Behaviour 2019
An Evaluation of Vocal Complexity in the Long Calls of Bornean Orangutans
Whitney Ross, Haley Kazanecki, Shyam Madhusudhana, Dena J Clink, Wendy M Erb. Center for Conservation Bioacoustics, Cornell Lab of Ornithology, Cornell University, Ithaca, New York, United States

Vocal complexity is central to many evolutionary hypotheses about animal communication; yet, quantifying and comparing complexity remains a challenge, particularly when vocal types are highly graded. We studied long calls (N=130) of Bornean orangutans (N=13) to compare call classification approaches. Previous studies described seven distinct call types within these complex vocalizations, but none quantified their discreteness or reliability of audio-visual (AV) classification.

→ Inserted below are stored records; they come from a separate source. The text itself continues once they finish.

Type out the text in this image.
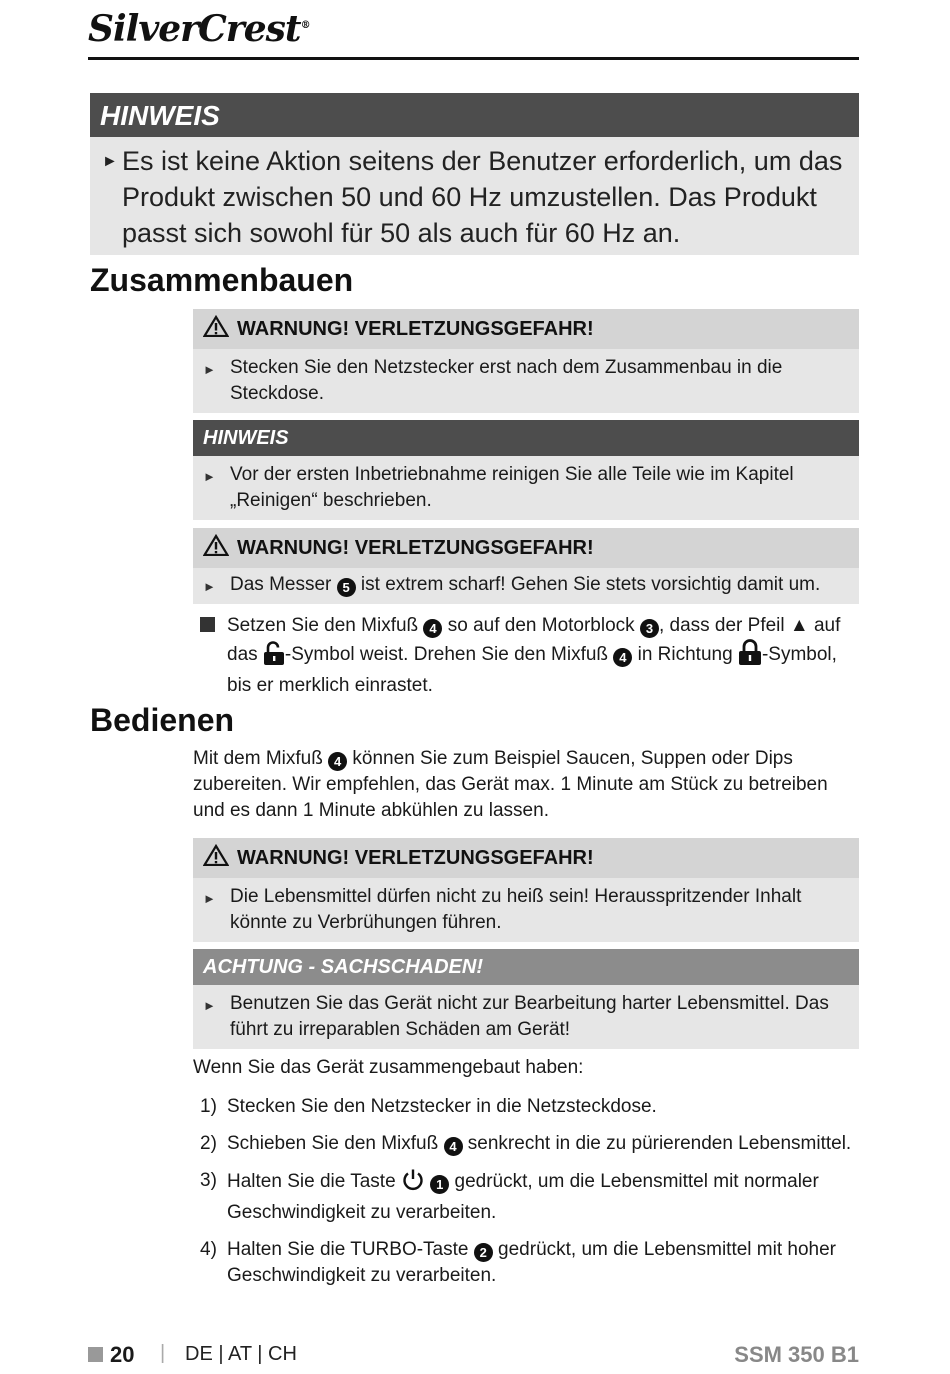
SilverCrest®
HINWEIS
► Es ist keine Aktion seitens der Benutzer erforderlich, um das Produkt zwischen 50 und 60 Hz umzustellen. Das Produkt passt sich sowohl für 50 als auch für 60 Hz an.
Zusammenbauen
WARNUNG! VERLETZUNGSGEFAHR!
► Stecken Sie den Netzstecker erst nach dem Zusammenbau in die Steckdose.
HINWEIS
► Vor der ersten Inbetriebnahme reinigen Sie alle Teile wie im Kapitel „Reinigen“ beschrieben.
WARNUNG! VERLETZUNGSGEFAHR!
► Das Messer 5 ist extrem scharf! Gehen Sie stets vorsichtig damit um.
Setzen Sie den Mixfuß 4 so auf den Motorblock 3 , dass der Pfeil ▲ auf das -Symbol weist. Drehen Sie den Mixfuß 4 in Richtung -Symbol, bis er merklich einrastet.
Bedienen
Mit dem Mixfuß 4 können Sie zum Beispiel Saucen, Suppen oder Dips zubereiten. Wir empfehlen, das Gerät max. 1 Minute am Stück zu betreiben und es dann 1 Minute abkühlen zu lassen.
WARNUNG! VERLETZUNGSGEFAHR!
► Die Lebensmittel dürfen nicht zu heiß sein! Herausspritzender Inhalt könnte zu Verbrühungen führen.
ACHTUNG - SACHSCHADEN!
► Benutzen Sie das Gerät nicht zur Bearbeitung harter Lebensmittel. Das führt zu irreparablen Schäden am Gerät!
Wenn Sie das Gerät zusammengebaut haben:
1) Stecken Sie den Netzstecker in die Netzsteckdose.
2) Schieben Sie den Mixfuß 4 senkrecht in die zu pürierenden Lebensmittel.
3) Halten Sie die Taste	1 gedrückt, um die Lebensmittel mit normaler Geschwindigkeit zu verarbeiten.
4) Halten Sie die TURBO-Taste 2 gedrückt, um die Lebensmittel mit hoher Geschwindigkeit zu verarbeiten.
20 | DE | AT | CH	SSM 350 B1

We used three approaches: 1) quantified inter-observer reliability (IOR) across 3 observers, 2) extracted 30 acoustic features using Raven Pro and WarbleR and classified call types using supervised (support vector machines) and unsupervised (affinity propagation and fuzzy c-means) approaches to identify call types and assess their discreteness, and 3) used a non-linear clustering technique (UMAP) for unsupervised clustering of raw spectrograms of calls. We found low IOR and poor classification accuracy using supervised approaches, indicating that pulse types were not discrete. We identify recommendations for future studies and discuss the evolutionary implications of these highly graded calls.